Kiowa krijgers gebruikten een combinatie van traditionele en niet-traditionele wapens, waaronder lange lansen, pijl en boog, tomahawks, messen en strijdknuppels, maar ook de later aangeschafte geweren, jachtgeweren, revolvers, en cavaleriezwaarden. Schilden werden gemaakt van taaie bizonhuid gespannen over een houten frame, of gemaakt van de schedel van een bizon, die een klein, sterk schild vormde. Schilden en wapens werden voor ceremoniële doeleinden versierd met veren, bont, en dierlijke delen zoals adelaarsklauwen.
Kiowa kalendersEdit
De Kiowa vertelden etnoloog James Mooney dat de eerste kalenderhouder in hun stam Little Bluff, of Tohausan was, die het belangrijkste stamhoofd was van 1833 tot 1866. Mooney werkte ook met twee andere kalenderhouders, Settan, of Kleine Beer, en Ankopaaingyadete, In het Midden van Vele Sporen, algemeen bekend als Anko. Andere Prairiestammen hielden picturale verslagen bij, bekend als “wintertellingen”.

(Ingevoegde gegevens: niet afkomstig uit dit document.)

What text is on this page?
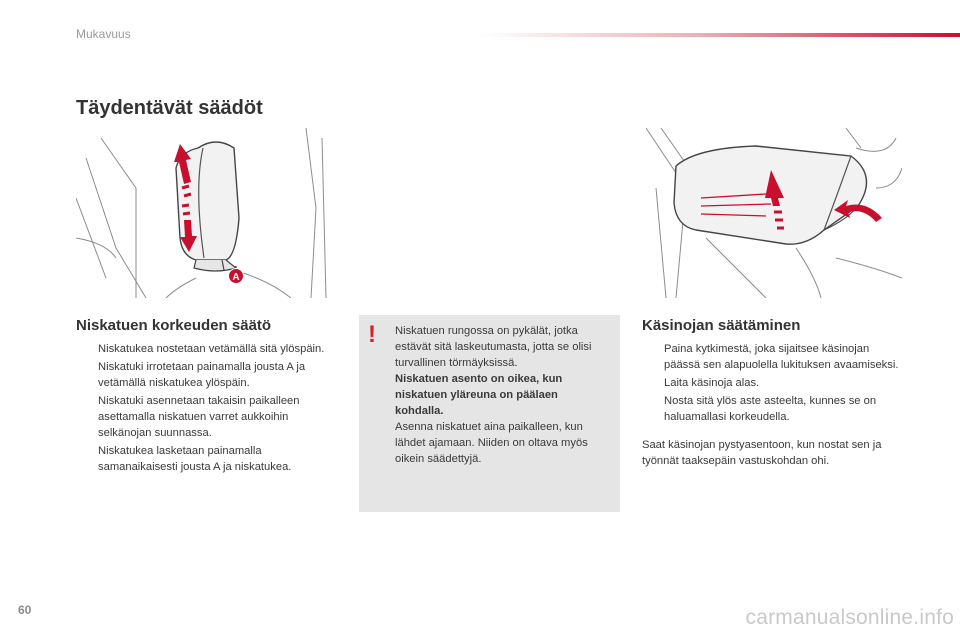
Mukavuus
Täydentävät säädöt
A
Niskatuen korkeuden säätö
Niskatukea nostetaan vetämällä sitä ylöspäin.
Niskatuki irrotetaan painamalla jousta A ja vetämällä niskatukea ylöspäin.
Niskatuki asennetaan takaisin paikalleen asettamalla niskatuen varret aukkoihin selkänojan suunnassa.
Niskatukea lasketaan painamalla samanaikaisesti jousta A ja niskatukea.
! Niskatuen rungossa on pykälät, jotka estävät sitä laskeutumasta, jotta se olisi turvallinen törmäyksissä.

Niskatuen asento on oikea, kun niskatuen yläreuna on päälaen kohdalla.

Asenna niskatuet aina paikalleen, kun lähdet ajamaan. Niiden on oltava myös oikein säädettyjä.

Käsinojan säätäminen
Paina kytkimestä, joka sijaitsee käsinojan päässä sen alapuolella lukituksen avaamiseksi.
Laita käsinoja alas.
Nosta sitä ylös aste asteelta, kunnes se on haluamallasi korkeudella.

Saat käsinojan pystyasentoon, kun nostat sen ja työnnät taaksepäin vastuskohdan ohi.

60	carmanualsonline.info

Het Kiowa kalendersysteem is uniek: zij registreerden twee gebeurtenissen voor elk jaar, waardoor de gegevens fijner waren en er tweemaal zoveel gegevens waren voor een bepaalde periode. Silver Horn (1860-1940), of Haungooah, was de meest gewaardeerde kunstenaar van de Kiowa stam in de 19e en 20e eeuw, en hield een kalender bij. In zijn latere jaren was hij een gerespecteerd religieus leider.
BegrafenispraktijkenEdit
In de Kiowa traditie had de dood sterke associaties met duistere geesten en negatieve krachten, wat betekende dat de dood van een individu werd gezien als een traumatische ervaring. De angst voor geesten in de Kiowa gemeenschappen kwam voort uit het geloof dat geesten zich over het algemeen verzetten tegen het einde van hun fysieke leven. Men dacht dat de geesten rond het lijk of de begraafplaats bleven en ook rondspookten in voormalige woonruimten en bezittingen. Men geloofde ook dat ronddwalende geesten de stervenden hielpen bij de overgang van de fysieke wereld naar het hiernamaals. De angst voor geesten komt tot uiting in de manier waarop schedels werden behandeld, die werden beschouwd als een bron van negatieve spirituele besmetting die gevaar opleverde voor de levenden. Door de angsten en risico’s die met de dood samenhingen, waren de reacties van de gemeenschap onmiddellijk en venijnig. Van families en verwanten werd verwacht dat zij hun verdriet toonden door te jammeren, hun kleren uit te rukken en hun hoofd kaal te scheren. Er zijn ook verslagen van zelf veroorzaakte snijwonden aan het lichaam en het doorsnijden van vingergewrichten. In het rouwproces werd van vrouwen en de weduwe/echtgenote verwacht dat zij expressiever waren in hun rouw.
Het lichaam van de overledene moet worden gewassen voor de begrafenis. De wasster, van oudsher een vrouw, kamt ook het haar en verft het gezicht van de dode. Als het lichaam eenmaal is behandeld, vindt de begrafenis onmiddellijk plaats. Indien mogelijk vindt de begrafenis nog dezelfde dag plaats, tenzij het overlijden ’s nachts plaatsvindt. In dat geval wordt de dode de volgende ochtend begraven. Een snelle begrafenis werd verondersteld het risico te verminderen dat geesten rond de begraafplaats zouden blijven hangen. Na de begrafenis werden de meeste bezittingen van de dode samen met hun tipi verbrand. Als hun tipi of huis werd gedeeld met familie, verhuisden de overlevende familieleden naar een nieuw huis.